La incomodidad expresada por el grupo de vecinos hacia los repartidores es inseparable de esta historia. La presencia de estos trabajadores altera el uso ideal del espacio público de Bogotá como un lugar para la recreación. Los cuerpos de “otros” usuarios son entonces indeseados y su presencia es incómoda. Actualmente, la ciudad se enorgullece de su programa de restaurantes al aire libre y celebra estos esfuerzos por mantener con vida a la ciudad durante la pandemia. En este caso, la extensión sobre calles y andenes, así como las restricciones de acceso a éstas, no son vistas como una “invasión” sino como una “innovación” inteligente, a la par de otras ciudades como Nueva York. En cambio, la permanencia de los rappitenderos es vista como una amenaza que, al poner en peligro al espacio público, debe ser urgentemente regulada por las autoridades de la ciudad. Lo que esta situación expone crudamente es que el confort de ciertos cuerpos, sobre todo el de los ciudadanos blancos y/o adinerados, sólo es posible a expensas de la incomodidad de otros cuerpos, en su mayoría pobres, racializados e inmigrantes.
Varias soluciones pronto surgirán para “proteger” el espacio público de Bogotá de los repartidores. Anticipamos que estas respuestas sólo perpetuarán la criminalización del uso que éstos hacen del espacio público y que muchas estarán insertas en la arquitectura y el diseño. Mientras los vecinos continuarán llamando a la policía o a los rappi-brigadistas, también podrían elegir, como un vecino expresó, “rediseñar” las áreas donde estos trabajadores se ubican para hacer que su permanencia sea incómoda (evocando ejemplos de arquitectura hostil). Rappi podría también regresar a la breve iniciativa que tuvo de proveer pequeños puntos de parada en áreas de alta demanda. Estas paradas parecen más urgentes después de que la Alcaldesa de Bogotá, Claudia López, advirtió a la compañía que tendría que empezar a pagar por el uso del espacio público. O quizás, expandiendo la ecología de plataformas digitales que venden soluciones a los problemas creados por sus pares, Heru llegará al país a ofrecer a todos estos “emprendedores independientes” seguridad, créditos y cómodos espacios de espera por un modesto cargo, como ya lo hace en Ciudad de México.

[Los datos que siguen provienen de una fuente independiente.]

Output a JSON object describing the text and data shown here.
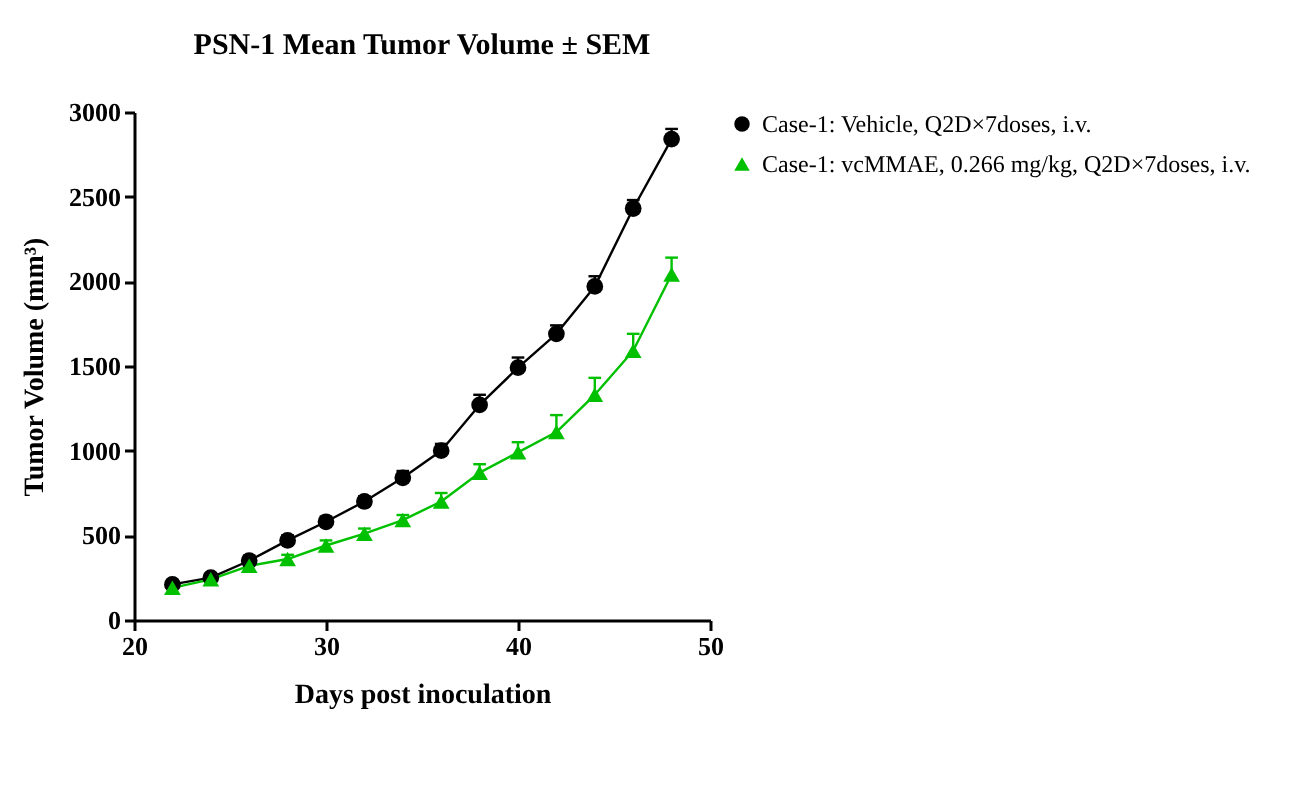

Estas respuestas sugieren que regular la presencia de los repartidores en el espacio público es cuestión de diseñar sillas incómodas o pabellones coloridos y a la moda. Sin embargo, las soluciones de diseño son distracciones. La “innovadora” idea de Rappi de transformar los problemas urbanos como el tráfico y el comercio a través de la logística toma ventaja de la desigualdad extrema de la región.
Collage de la publicidad de Rappi y rappitenderos en el espacio público.
CREATIVE COMMONS. Photo by Carlos Felipe Pardo
El espacio público, como un espacio ideal de igualdad y recreación, es siempre un proyecto en curso. En Bogotá hemos asumido este proyecto con convicción, a pesar de estar truncado por una realidad socioeconómica que desafía su cumplimiento. Para alcanzar este proyecto, los vendedores ambulantes, habitantes de calle y otros cuerpos indeseados que no usan el espacio público para la recreación y el consumo—como es el caso de los repartidores—han sido retratados frecuentemente como una amenaza cuya presencia requiere regulación, y en últimas, su expulsión. Este es un discurso peligroso y violento. No sólo ignora las necesidades de un amplio segmento de los habitantes de la ciudad, sino que, en nombre de la protección y el orden del espacio público, termina por exponerles a niveles más altos de precariedad.